Just wondering if anyone has changed out there overhead light fixtures inside the camper? Before we settled on our 312BH we looked at the Premier and I loved the low profile lights. The lights in the Outback look big and gaudy. I also hate the fact I cant choose between using 1 or 2 bulbs.


----------



## duggy (Mar 17, 2010)

It would be an easy mod to change the lights. They're just screwed to the plywood ceiling, so as long as the new lights cover any holes, it would be a simple switch. I don't know if anyone has switched to the same lights as the Premier, but quite a few members have swapped out the incandescant bulbs for LED panels, and some have added a switch to allow one half to work independently. The LED panels are available on E-bay for under $5.00 ea.


----------



## Kapnkirk (Mar 2, 2012)

duggy said:


> It would be an easy mod to change the lights. They're just screwed to the plywood ceiling, so as long as the new lights cover any holes, it would be a simple switch. I don't know if anyone has switched to the same lights as the Premier, but quite a few members have swapped out the incandescant bulbs for LED panels, and some have added a switch to allow one half to work independently.
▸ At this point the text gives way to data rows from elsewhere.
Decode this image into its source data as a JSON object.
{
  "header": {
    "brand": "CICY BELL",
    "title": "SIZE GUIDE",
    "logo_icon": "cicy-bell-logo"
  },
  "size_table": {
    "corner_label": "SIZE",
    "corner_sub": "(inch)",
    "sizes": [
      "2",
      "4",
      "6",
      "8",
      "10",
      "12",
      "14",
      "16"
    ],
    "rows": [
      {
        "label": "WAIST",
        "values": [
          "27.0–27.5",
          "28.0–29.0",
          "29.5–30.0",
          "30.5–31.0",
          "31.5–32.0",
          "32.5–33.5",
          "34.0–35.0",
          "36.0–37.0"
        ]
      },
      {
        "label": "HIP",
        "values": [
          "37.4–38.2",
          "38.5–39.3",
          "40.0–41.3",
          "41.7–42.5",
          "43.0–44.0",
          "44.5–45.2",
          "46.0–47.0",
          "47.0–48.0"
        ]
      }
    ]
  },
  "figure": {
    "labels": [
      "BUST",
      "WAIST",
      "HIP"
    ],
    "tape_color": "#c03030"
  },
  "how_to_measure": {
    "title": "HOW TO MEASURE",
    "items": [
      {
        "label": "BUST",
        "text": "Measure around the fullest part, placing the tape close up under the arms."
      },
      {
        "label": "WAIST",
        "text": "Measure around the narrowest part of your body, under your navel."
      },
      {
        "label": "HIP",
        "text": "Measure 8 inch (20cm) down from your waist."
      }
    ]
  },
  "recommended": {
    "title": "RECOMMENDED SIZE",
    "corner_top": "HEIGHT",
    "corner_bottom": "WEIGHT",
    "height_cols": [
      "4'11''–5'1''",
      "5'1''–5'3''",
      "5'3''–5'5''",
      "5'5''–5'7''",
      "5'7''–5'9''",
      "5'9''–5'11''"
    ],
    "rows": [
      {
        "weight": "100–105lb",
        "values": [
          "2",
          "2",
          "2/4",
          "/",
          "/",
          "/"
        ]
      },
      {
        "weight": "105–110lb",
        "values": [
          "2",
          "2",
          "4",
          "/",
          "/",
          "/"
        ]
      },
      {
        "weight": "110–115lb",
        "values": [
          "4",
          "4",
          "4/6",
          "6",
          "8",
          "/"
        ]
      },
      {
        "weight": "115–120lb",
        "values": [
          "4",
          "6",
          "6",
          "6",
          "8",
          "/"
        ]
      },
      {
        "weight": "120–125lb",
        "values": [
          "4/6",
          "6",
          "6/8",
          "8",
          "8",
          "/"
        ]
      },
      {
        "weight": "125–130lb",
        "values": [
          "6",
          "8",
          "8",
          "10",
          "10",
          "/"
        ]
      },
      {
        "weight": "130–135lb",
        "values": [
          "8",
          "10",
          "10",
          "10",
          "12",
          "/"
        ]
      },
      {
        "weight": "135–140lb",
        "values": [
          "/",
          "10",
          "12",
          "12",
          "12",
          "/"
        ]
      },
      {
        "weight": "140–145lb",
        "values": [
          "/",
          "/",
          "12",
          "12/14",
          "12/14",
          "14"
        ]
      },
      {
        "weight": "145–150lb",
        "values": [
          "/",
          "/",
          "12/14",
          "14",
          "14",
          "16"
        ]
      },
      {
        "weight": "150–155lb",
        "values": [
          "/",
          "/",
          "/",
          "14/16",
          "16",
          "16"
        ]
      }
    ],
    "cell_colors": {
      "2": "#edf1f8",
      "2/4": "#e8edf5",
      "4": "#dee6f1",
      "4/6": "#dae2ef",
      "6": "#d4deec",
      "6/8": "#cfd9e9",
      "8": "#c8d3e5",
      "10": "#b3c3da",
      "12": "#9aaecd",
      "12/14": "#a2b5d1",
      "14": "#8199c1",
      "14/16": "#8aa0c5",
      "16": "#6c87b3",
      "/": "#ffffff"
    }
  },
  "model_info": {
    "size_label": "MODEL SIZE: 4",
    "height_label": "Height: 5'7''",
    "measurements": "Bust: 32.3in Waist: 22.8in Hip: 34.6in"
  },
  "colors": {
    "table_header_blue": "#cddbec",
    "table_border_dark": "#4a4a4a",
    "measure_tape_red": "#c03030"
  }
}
The LED panels are available on E-bay for under $5.00 ea.


Duggy

Do you have a link to the LED replacement bulbs?

Thanks, Keith


----------



## duggy (Mar 17, 2010)

Kapnkirk said:


> It would be an easy mod to change the lights. They're just screwed to the plywood ceiling, so as long as the new lights cover any holes, it would be a simple switch. I don't know if anyone has switched to the same lights as the Premier, but quite a few members have swapped out the incandescant bulbs for LED panels, and some have added a switch to allow one half to work independently. The LED panels are available on E-bay for under $5.00 ea.


Duggy

Do you have a link to the LED replacement bulbs?

Thanks, Keith
[/quote]

Here is a link to a set of 24 count LED panels on e-bay LED panel

Here is a link to a recent topic on this swap LED bulb swap. Shooter57 used 36 count LED panels, and found them to be too bright, so he added a switch to allow one side or both. I wondered if using 24 count panels would work well, and save the need for a switch.


----------



## shooter57 (Sep 23, 2011)

duggy said:


> It would be an easy mod to change the lights. They're just screwed to the plywood ceiling, so as long as the new lights cover any holes, it would be a simple switch. I don't know if anyone has switched to the same lights as the Premier, but quite a few members have swapped out the incandescant bulbs for LED panels, and some have added a switch to allow one half to work independently. The LED panels are available on E-bay for under $5.00 ea.


Duggy

Do you have a link to the LED replacement bulbs?

Thanks, Keith
[/quote]

Here is a link to a set of 24 count LED panels on e-bay LED panel

Here is a link to a recent topic on this swap LED bulb swap. Shooter57 used 36 count LED panels, and found them to be too bright, so he added a switch to allow one side or both. I wondered if using 24 count panels would work well, and save the need for a switch.
[/quote]
Slight correction, duggy, it's not that the 36 count panels were too bright... it's just that I felt you don't always need that much light, so I mod'ed it to shut down one side (can you say "ambience"?) ;] I'm happy with the option to go full or half light now.


----------